Risk-Adjusted Performance

1 of 100

 
Weak
 
Strong
Weak
Compared to the overall equity markets, risk-adjusted returns on investments in Marshall Boya ve are ranked lower than 1 (%) of all global equities and portfolios over the last 90 days. Despite fairly strong forward indicators, Marshall Boya is not utilizing all of its potentials. The recent stock price confusion, may contribute to short-horizon losses for the traders.
Merko Gida Sanayi 

Risk-Adjusted Performance

11 of 100

 
Weak
 
Strong
Good
Compared to the overall equity markets, risk-adjusted returns on investments in Merko Gida Sanayi are ranked lower than 11 (%) of all global equities and portfolios over the last 90 days. Despite fairly inconsistent forward indicators, Merko Gida demonstrated solid returns over the last few months and may actually be approaching a breakup point.

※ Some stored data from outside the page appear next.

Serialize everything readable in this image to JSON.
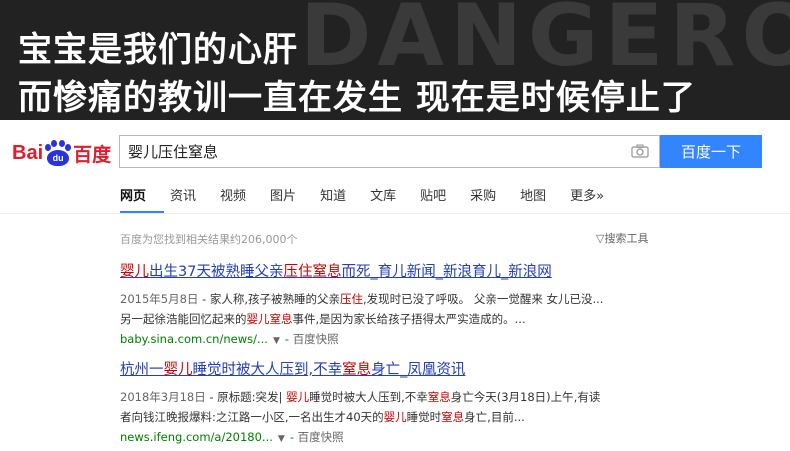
{
  "banner": {
    "line1": "宝宝是我们的心肝",
    "line2": "而惨痛的教训一直在发生 现在是时候停止了",
    "watermark": "DANGEROUS"
  },
  "logo": {
    "bai": "Bai",
    "du": "du",
    "cn": "百度"
  },
  "search": {
    "query": "婴儿压住窒息",
    "button_label": "百度一下"
  },
  "tabs": [
    "网页",
    "资讯",
    "视频",
    "图片",
    "知道",
    "文库",
    "贴吧",
    "采购",
    "地图",
    "更多»"
  ],
  "results_meta": {
    "count_text": "百度为您找到相关结果约206,000个",
    "tools_label": "▽搜索工具"
  },
  "results": [
    {
      "title_parts": [
        "婴儿",
        "出生37天被熟睡父亲",
        "压住",
        "窒息",
        "而死_育儿新闻_新浪育儿_新浪网"
      ],
      "date": "2015年5月8日",
      "abs1_parts": [
        " - 家人称,孩子被熟睡的父亲",
        "压住",
        ",发现时已没了呼吸。 父亲一觉醒来 女儿已没..."
      ],
      "abs2_parts": [
        "另一起徐浩能回忆起来的",
        "婴儿窒息",
        "事件,是因为家长给孩子捂得太严实造成的。..."
      ],
      "url": "baby.sina.com.cn/news/...",
      "cache_label": "百度快照"
    },
    {
      "title_parts": [
        "杭州一",
        "婴儿",
        "睡觉时被大人压到,不幸",
        "窒息",
        "身亡_凤凰资讯"
      ],
      "date": "2018年3月18日",
      "abs1_parts": [
        " - 原标题:突发| ",
        "婴儿",
        "睡觉时被大人压到,不幸",
        "窒息",
        "身亡今天(3月18日)上午,有读"
      ],
      "abs2_parts": [
        "者向钱江晚报爆料:之江路一小区,一名出生才40天的",
        "婴儿",
        "睡觉时",
        "窒息",
        "身亡,目前..."
      ],
      "url": "news.ifeng.com/a/20180...",
      "cache_label": "百度快照"
    }
  ],
  "colors": {
    "banner_bg": "#222222",
    "brand_red": "#de1e2e",
    "brand_blue": "#2932e1",
    "button_blue": "#3385ff",
    "link_blue": "#2440b3",
    "highlight_red": "#cc0000",
    "url_green": "#008000"
  }
}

Marshall Boya and Merko Gida Volatility Contrast

   Predicted Return Density   
       Returns  

Pair Trading with Marshall Boya and Merko Gida

The main advantage of trading using opposite Marshall Boya and Merko Gida positions is that it hedges away some unsystematic risk. Because of two separate transactions, even if Marshall Boya position performs unexpectedly, Merko Gida can make up some of the losses. Pair trading also minimizes risk from directional movements in the market. For example, if an entire industry or sector drops because of unexpected headlines, the short position in Merko Gida will offset losses from the drop in Merko Gida's long position.
The idea behind Marshall Boya ve and Merko Gida Sanayi pairs trading is to make the combined position market-neutral, meaning the overall market's direction will not affect its win or loss (or potential downside or upside). This can be achieved by designing a pairs trade with two highly correlated stocks or equities that operate in a similar space or sector, making it possible to obtain profits through simple and relatively low-risk investment.
Check out your portfolio center.
Note that this page's information should be used as a complementary analysis to find the right mix of equity instruments to add to your existing portfolios or create a brand new portfolio. You can also try the Competition Analyzer module to analyze and compare many basic indicators for a group of related or unrelated entities.